7. MLB, 1972: It was a brief walkout, but it still cost two weeks of games that weren’t made up, and not every team played the same amount of games, allowing the then-still-star-crossed Red Sox to lose out on the AL East by a half-game because they played one game fewer than the Tigers.
Vac’s Whacks
If you love college basketball, then Mike Krzyzewski has been a part of your life, probably for as long as you can remember. Whether you love him or feel otherwise, “Coach K,” by our own Ian O’Connor, will draw you in on Page 1 and not let you go till you get to the index. You can bank on that.
One of the greatest ballplayers to ever come out of Jersey City — and, man, there have been so many — received one of the great honors an old hoopster can get Saturday when Snyder High dedicated its basketball court to the great Mike Rooney — Mike the Magnificent, Class of ’61 — honoring one of the great New Jersey basketball lives of them all.

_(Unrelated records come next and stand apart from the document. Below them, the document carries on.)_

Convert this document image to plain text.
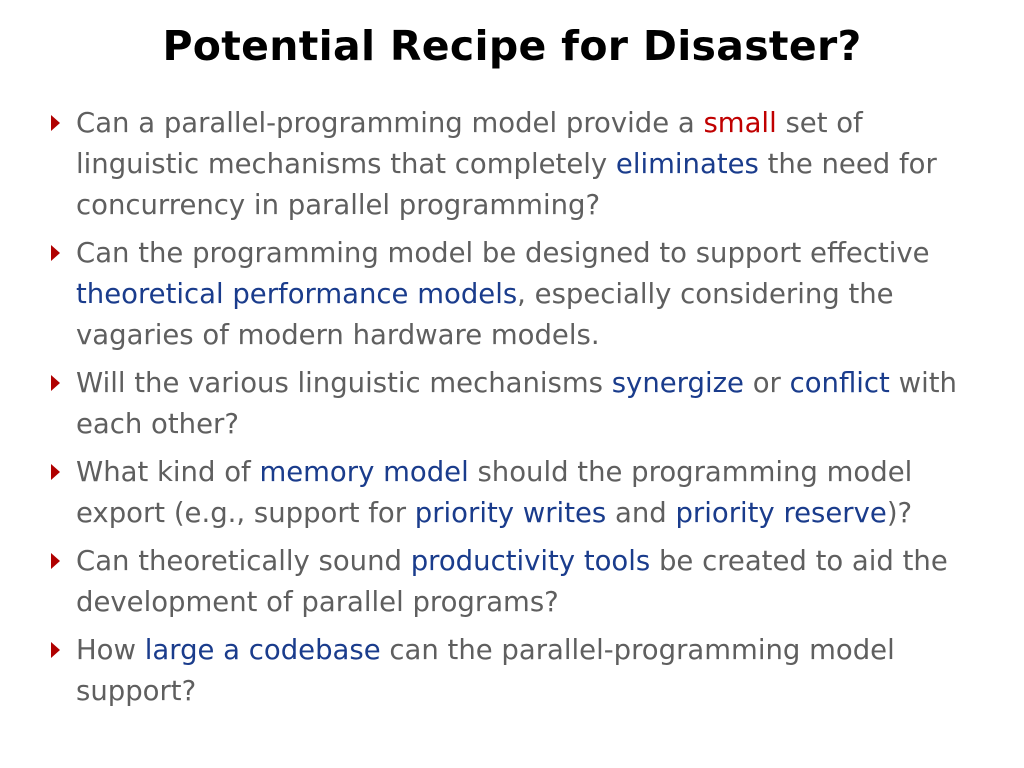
Potential Recipe for Disaster?
Can a parallel-programming model provide a small set of linguistic mechanisms that completely eliminates the need for concurrency in parallel programming?
Can the programming model be designed to support effective theoretical performance models, especially considering the vagaries of modern hardware models.
Will the various linguistic mechanisms synergize or conflict with each other?
What kind of memory model should the programming model export (e.g., support for priority writes and priority reserve)?
Can theoretically sound productivity tools be created to aid the development of parallel programs?
How large a codebase can the parallel-programming model support?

Today is National Strawberry Day, which recalls one of the great promotions ever at old Shea Stadium, back when Darryl Strawberry was playing there and the Mets gave out strawberry sundaes to the house. Good to remember that baseball really can do cool things when it isn’t, you know, invisible.
Man, the Rangers are fun to watch.
Whack Back at Vac
Joe Martingano: There is no more vivid example of competitive respect than when, after pummeling one another for 12 grueling rounds, two boxers embrace. They are the only ones in the arena who truly know the cost and sacrifice of the battle, and they acknowledge one another’s fortitude. For me, the postgame handshakes represent more of what we need in our society, and what our impressionable youth needs to learn from us.
Vac: Once I started playing high school sports I remember asking my father how long you had to play sports before you stopped shaking hands. And he said, “In my book, the day after you stop playing sports forever.”
Joe Fish: Herb Brooks? And I was always under the impression the best locker room speech came from Knute Rockne, no?
Vac: Rockne ruled the G-rated realm. Brooks’ was definitely more PG-13. Maybe.
@BrianFaughnan: Last year was the offseason that New York welcomed home aging legends who hoped for fairytale endings — Kemba Walker, Zdeno Chara, Zach Parise. It hasn’t gone so well.
@MikeVacc: Maybe it’s best Bartolo Colon stay retired.
Jerry Vogel: Leon Rose and Brodie Van Wagenen both make for a compelling argument to never having an agent run your team.
Vac: That little experiment isn’t exactly off to a flying start, no.